Commonwealth ex rel. Williams v. Herman

By JUDGE W. PARK LEMMOND, JR.

I have reviewed [the] very well prepared briefs and considered same in light of the evidence presented at the ore tenus hearing in Hopewell on August 10, 1987. The evidence consisted of the testimony of the mother and the putative father, and that of Dr. Tutwiler of Roche Biomedical Laboratories, Inc., and the blood testing for paternity evaluation in documentary form.

The testimony of the mother and putative father was totally in conflict as to their cohabiting openly, or otherwise. There was no evidence that the putative father gave consent to use his name as father upon any birth records nor that he allowed his surname to be used by the child. Likewise there was no evidence that he had claimed the child as a dependent on any tax return. Further, the testimony as to having engaged in sexual intercourse with one another during any relevant period was also diametrically opposed.
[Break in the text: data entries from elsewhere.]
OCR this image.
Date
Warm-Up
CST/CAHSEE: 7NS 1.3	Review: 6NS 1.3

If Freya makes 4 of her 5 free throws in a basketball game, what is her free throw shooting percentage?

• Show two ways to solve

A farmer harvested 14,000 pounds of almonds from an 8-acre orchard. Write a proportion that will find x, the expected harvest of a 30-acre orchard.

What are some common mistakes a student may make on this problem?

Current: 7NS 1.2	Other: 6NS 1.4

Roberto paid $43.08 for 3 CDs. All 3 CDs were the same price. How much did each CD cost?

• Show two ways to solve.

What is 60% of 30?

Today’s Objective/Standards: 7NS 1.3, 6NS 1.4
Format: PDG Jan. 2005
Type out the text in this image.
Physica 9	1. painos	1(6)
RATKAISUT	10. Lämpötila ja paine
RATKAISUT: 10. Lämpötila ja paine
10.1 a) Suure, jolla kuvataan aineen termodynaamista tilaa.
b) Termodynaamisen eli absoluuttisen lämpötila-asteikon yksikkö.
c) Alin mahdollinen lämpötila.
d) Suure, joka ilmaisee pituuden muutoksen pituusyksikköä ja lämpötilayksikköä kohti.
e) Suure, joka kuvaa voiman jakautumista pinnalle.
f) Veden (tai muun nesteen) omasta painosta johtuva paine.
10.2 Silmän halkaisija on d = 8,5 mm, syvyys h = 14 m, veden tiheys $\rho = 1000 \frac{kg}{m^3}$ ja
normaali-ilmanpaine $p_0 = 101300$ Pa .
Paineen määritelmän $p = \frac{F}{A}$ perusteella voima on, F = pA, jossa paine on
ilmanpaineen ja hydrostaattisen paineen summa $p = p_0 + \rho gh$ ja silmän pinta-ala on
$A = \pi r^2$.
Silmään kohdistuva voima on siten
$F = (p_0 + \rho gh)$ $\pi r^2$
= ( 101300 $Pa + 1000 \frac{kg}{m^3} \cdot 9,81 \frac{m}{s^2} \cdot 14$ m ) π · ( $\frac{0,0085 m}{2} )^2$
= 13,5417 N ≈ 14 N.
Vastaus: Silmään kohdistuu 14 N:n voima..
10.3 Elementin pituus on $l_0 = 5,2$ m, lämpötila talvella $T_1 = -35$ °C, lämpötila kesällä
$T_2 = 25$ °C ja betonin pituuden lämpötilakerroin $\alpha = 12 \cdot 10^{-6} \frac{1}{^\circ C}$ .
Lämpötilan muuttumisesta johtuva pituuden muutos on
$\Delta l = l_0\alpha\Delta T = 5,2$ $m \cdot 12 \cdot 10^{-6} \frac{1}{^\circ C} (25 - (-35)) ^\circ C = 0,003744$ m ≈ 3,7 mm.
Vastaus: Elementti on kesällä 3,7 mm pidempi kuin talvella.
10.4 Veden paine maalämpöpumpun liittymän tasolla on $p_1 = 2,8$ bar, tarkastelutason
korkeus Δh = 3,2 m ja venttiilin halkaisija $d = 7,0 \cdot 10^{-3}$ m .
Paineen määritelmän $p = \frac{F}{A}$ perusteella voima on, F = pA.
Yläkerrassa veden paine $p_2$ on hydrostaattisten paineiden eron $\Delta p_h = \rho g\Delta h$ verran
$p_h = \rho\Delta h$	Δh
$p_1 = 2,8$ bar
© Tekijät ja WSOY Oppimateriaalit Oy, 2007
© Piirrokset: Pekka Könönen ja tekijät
Thus, in the light of totally conflicting evidence otherwise, the Court is faced with the remaining task of considering the blood test evaluation in order to determine the allegation by the mother as to the paternity of the putative father. The test results are uncontested and a part of the record. There were two test results, *93of course, and both fell below the ninety-five percentile. There has been no determination as to a percentage at which these test results become admissible, presumptive, or anything in between in Virginia. Those courts having rendered such guidelines (as well as the AMA-ABA guidelines) support the position that results less than the ninety-five percentile lack necessary cogency, or, in some instances, are inadmissible.

In light of all of the above, but without making any specific ruling as to admissibility at any given percentile, the Court finds that the Commonwealth has failed to prove beyond a reasonable doubt that the defendant is the father of the subject child.